CORDERO: So on the flip side of that, going back to, I think it was 2010, if we look at the confirmation process of Sonia Sotomayor, would we hear the opposite of that? Would we hear her saying that the Constitution is a living, breathing document?
 

JIPPING: Well, a Supreme Court nominee isn't going to use those buzzwords. I was working for Senator Orrin Hatch at the time on the Judiciary Committee and wrote questions for him during the Sotomayor hearing to try to get at a little bit more specifically what she believes in and as far as the power of judges and what's her view of the Constitution? Justice Sotomayor is clearly on the liberal side of that. She clearly believes that judges have the power to take the Constitution, to make it mean whatever they want so that their are cases come out the way the judge wants. It's really the difference between should the law decide these cases and settle these disputes, or can the judge do that? And I think Judge Kavanaugh believes the law should, liberal judges believe that judges should.
 

CORDERO: So this is a good point for me to ask you this question. In a recent op-ed, Tom, you wrote that Judge Kavanaugh's nomination specifically has highlighted the relationship between the Judicial and Executive branch. Why is that?
 

JIPPING: Well, again, as we mentioned about civics class, you know, the government power is divided up into those three branches, but those are three branches also have relationships with each other. The funny thing about Judge Kavanaugh, and I'm sure this will come out during his hearing, you know, liberals don't like President Trump. Everybody knows that. So they're going to try to press Judge Kavanaugh 'cause they want to have him set limits on President Trump, and you know, judges are supposed to keep President Trump from doing what at least liberals don't like. At the same time, liberals love the rest of the Executive branch. They love all those agencies that are in the different departments and all the bureaucrats that are running around producing all of these regulations and these rules. Well, the President is in charge of the Executive branch. You can't separate the chief executive from the Executive branch. Liberals can't have it both ways. They can't say you gotta control the President, but you got to leave your hands off the rest of the Executive branch.

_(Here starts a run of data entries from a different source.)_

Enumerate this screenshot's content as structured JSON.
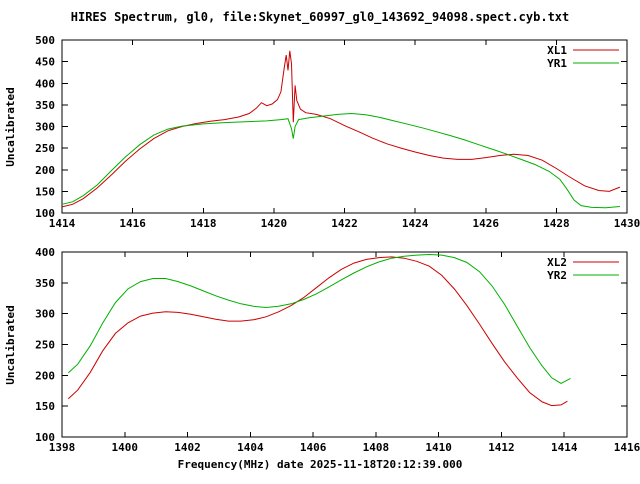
{
  "title": "HIRES Spectrum, gl0, file:Skynet_60997_gl0_143692_94098.spect.cyb.txt",
  "xlabel": "Frequency(MHz) date 2025-11-18T20:12:39.000",
  "background": "#ffffff",
  "text_color": "#000000",
  "chart_data": [
    {
      "type": "line",
      "title": "",
      "ylabel": "Uncalibrated",
      "xlabel": "",
      "xlim": [
        1414,
        1430
      ],
      "ylim": [
        100,
        500
      ],
      "xticks": [
        1414,
        1416,
        1418,
        1420,
        1422,
        1424,
        1426,
        1428,
        1430
      ],
      "yticks": [
        100,
        150,
        200,
        250,
        300,
        350,
        400,
        450,
        500
      ],
      "grid": false,
      "legend_position": "top-right",
      "series": [
        {
          "name": "XL1",
          "color": "#cc0000",
          "points": [
            [
              1414.0,
              114
            ],
            [
              1414.3,
              120
            ],
            [
              1414.6,
              133
            ],
            [
              1415.0,
              158
            ],
            [
              1415.4,
              188
            ],
            [
              1415.8,
              220
            ],
            [
              1416.2,
              248
            ],
            [
              1416.6,
              272
            ],
            [
              1417.0,
              290
            ],
            [
              1417.4,
              300
            ],
            [
              1417.8,
              307
            ],
            [
              1418.2,
              312
            ],
            [
              1418.6,
              316
            ],
            [
              1419.0,
              322
            ],
            [
              1419.3,
              330
            ],
            [
              1419.5,
              342
            ],
            [
              1419.65,
              355
            ],
            [
              1419.8,
              348
            ],
            [
              1419.95,
              352
            ],
            [
              1420.1,
              362
            ],
            [
              1420.2,
              380
            ],
            [
              1420.3,
              440
            ],
            [
              1420.35,
              465
            ],
            [
              1420.4,
              430
            ],
            [
              1420.45,
              475
            ],
            [
              1420.5,
              445
            ],
            [
              1420.55,
              310
            ],
            [
              1420.6,
              395
            ],
            [
              1420.65,
              360
            ],
            [
              1420.75,
              340
            ],
            [
              1420.9,
              332
            ],
            [
              1421.2,
              328
            ],
            [
              1421.6,
              318
            ],
            [
              1422.0,
              302
            ],
            [
              1422.4,
              288
            ],
            [
              1422.8,
              273
            ],
            [
              1423.2,
              260
            ],
            [
              1423.6,
              250
            ],
            [
              1424.0,
              241
            ],
            [
              1424.4,
              233
            ],
            [
              1424.8,
              227
            ],
            [
              1425.2,
              224
            ],
            [
              1425.6,
              224
            ],
            [
              1426.0,
              228
            ],
            [
              1426.4,
              233
            ],
            [
              1426.8,
              236
            ],
            [
              1427.2,
              233
            ],
            [
              1427.6,
              222
            ],
            [
              1428.0,
              203
            ],
            [
              1428.4,
              182
            ],
            [
              1428.8,
              163
            ],
            [
              1429.2,
              152
            ],
            [
              1429.5,
              150
            ],
            [
              1429.8,
              160
            ]
          ]
        },
        {
          "name": "YR1",
          "color": "#00b000",
          "points": [
            [
              1414.0,
              120
            ],
            [
              1414.3,
              126
            ],
            [
              1414.6,
              140
            ],
            [
              1415.0,
              165
            ],
            [
              1415.4,
              198
            ],
            [
              1415.8,
              230
            ],
            [
              1416.2,
              258
            ],
            [
              1416.6,
              280
            ],
            [
              1417.0,
              294
            ],
            [
              1417.4,
              301
            ],
            [
              1418.0,
              306
            ],
            [
              1418.6,
              309
            ],
            [
              1419.2,
              311
            ],
            [
              1419.8,
              313
            ],
            [
              1420.2,
              316
            ],
            [
              1420.4,
              318
            ],
            [
              1420.5,
              295
            ],
            [
              1420.55,
              272
            ],
            [
              1420.6,
              300
            ],
            [
              1420.7,
              316
            ],
            [
              1421.0,
              320
            ],
            [
              1421.4,
              324
            ],
            [
              1421.8,
              328
            ],
            [
              1422.2,
              330
            ],
            [
              1422.6,
              327
            ],
            [
              1423.0,
              321
            ],
            [
              1423.4,
              313
            ],
            [
              1423.8,
              305
            ],
            [
              1424.2,
              297
            ],
            [
              1424.6,
              288
            ],
            [
              1425.0,
              279
            ],
            [
              1425.4,
              269
            ],
            [
              1425.8,
              258
            ],
            [
              1426.2,
              247
            ],
            [
              1426.6,
              236
            ],
            [
              1427.0,
              224
            ],
            [
              1427.4,
              212
            ],
            [
              1427.8,
              196
            ],
            [
              1428.1,
              178
            ],
            [
              1428.3,
              155
            ],
            [
              1428.5,
              130
            ],
            [
              1428.7,
              117
            ],
            [
              1429.0,
              113
            ],
            [
              1429.4,
              112
            ],
            [
              1429.8,
              115
            ]
          ]
        }
      ]
    },
    {
      "type": "line",
      "title": "",
      "ylabel": "Uncalibrated",
      "xlabel": "Frequency(MHz) date 2025-11-18T20:12:39.000",
      "xlim": [
        1398,
        1416
      ],
      "ylim": [
        100,
        400
      ],
      "xticks": [
        1398,
        1400,
        1402,
        1404,
        1406,
        1408,
        1410,
        1412,
        1414,
        1416
      ],
      "yticks": [
        100,
        150,
        200,
        250,
        300,
        350,
        400
      ],
      "grid": false,
      "legend_position": "top-right",
      "series": [
        {
          "name": "XL2",
          "color": "#cc0000",
          "points": [
            [
              1398.2,
              162
            ],
            [
              1398.5,
              176
            ],
            [
              1398.9,
              205
            ],
            [
              1399.3,
              240
            ],
            [
              1399.7,
              268
            ],
            [
              1400.1,
              285
            ],
            [
              1400.5,
              296
            ],
            [
              1400.9,
              301
            ],
            [
              1401.3,
              303
            ],
            [
              1401.7,
              302
            ],
            [
              1402.1,
              299
            ],
            [
              1402.5,
              295
            ],
            [
              1402.9,
              291
            ],
            [
              1403.3,
              288
            ],
            [
              1403.7,
              288
            ],
            [
              1404.1,
              290
            ],
            [
              1404.5,
              295
            ],
            [
              1404.9,
              303
            ],
            [
              1405.3,
              313
            ],
            [
              1405.7,
              326
            ],
            [
              1406.1,
              342
            ],
            [
              1406.5,
              358
            ],
            [
              1406.9,
              372
            ],
            [
              1407.3,
              382
            ],
            [
              1407.7,
              388
            ],
            [
              1408.1,
              391
            ],
            [
              1408.5,
              392
            ],
            [
              1408.9,
              390
            ],
            [
              1409.3,
              385
            ],
            [
              1409.7,
              377
            ],
            [
              1410.1,
              362
            ],
            [
              1410.5,
              340
            ],
            [
              1410.9,
              313
            ],
            [
              1411.3,
              283
            ],
            [
              1411.7,
              252
            ],
            [
              1412.1,
              222
            ],
            [
              1412.5,
              196
            ],
            [
              1412.9,
              172
            ],
            [
              1413.3,
              157
            ],
            [
              1413.6,
              151
            ],
            [
              1413.9,
              152
            ],
            [
              1414.1,
              158
            ]
          ]
        },
        {
          "name": "YR2",
          "color": "#00b000",
          "points": [
            [
              1398.2,
              204
            ],
            [
              1398.5,
              218
            ],
            [
              1398.9,
              248
            ],
            [
              1399.3,
              285
            ],
            [
              1399.7,
              318
            ],
            [
              1400.1,
              340
            ],
            [
              1400.5,
              352
            ],
            [
              1400.9,
              357
            ],
            [
              1401.3,
              357
            ],
            [
              1401.7,
              352
            ],
            [
              1402.1,
              345
            ],
            [
              1402.5,
              337
            ],
            [
              1402.9,
              329
            ],
            [
              1403.3,
              322
            ],
            [
              1403.7,
              316
            ],
            [
              1404.1,
              312
            ],
            [
              1404.5,
              310
            ],
            [
              1404.9,
              312
            ],
            [
              1405.3,
              316
            ],
            [
              1405.7,
              323
            ],
            [
              1406.1,
              332
            ],
            [
              1406.5,
              343
            ],
            [
              1406.9,
              355
            ],
            [
              1407.3,
              366
            ],
            [
              1407.7,
              376
            ],
            [
              1408.1,
              384
            ],
            [
              1408.5,
              390
            ],
            [
              1408.9,
              393
            ],
            [
              1409.3,
              395
            ],
            [
              1409.7,
              396
            ],
            [
              1410.1,
              395
            ],
            [
              1410.5,
              391
            ],
            [
              1410.9,
              383
            ],
            [
              1411.3,
              368
            ],
            [
              1411.7,
              345
            ],
            [
              1412.1,
              315
            ],
            [
              1412.5,
              280
            ],
            [
              1412.9,
              245
            ],
            [
              1413.3,
              215
            ],
            [
              1413.6,
              196
            ],
            [
              1413.9,
              187
            ],
            [
              1414.2,
              195
            ]
          ]
        }
      ]
    }
  ]
}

I think Judge Kavanaugh sees the two as being related not as being separate and this hearing will be a great opportunity for him to discuss those views.
 

CORDERO: So basically you're saying that liberals can't call for limits on the President because they don't like him, but then oppose limits on the Executive branch agencies like the CFPB because they do like them. So Tom, in conclusion, Ronald Reagan, Antonin Scalia and our own Ed Meese, they all talk about returning to originalism. And I know this is a loaded question, but I think it's an important way to frame the upcoming hearings. Why is this the right way as opposed to any other judicial philosophy?
 

JIPPING: Well, our originalism refers to how a judge finds the meaning of the Constitution or statutes. Is it the original meaning or is it meaning that the judge makes up? And when you look at it that way, originalism actually recognizes that our laws have meaning. The alternative to originalism is a Constitution that doesn't mean anything.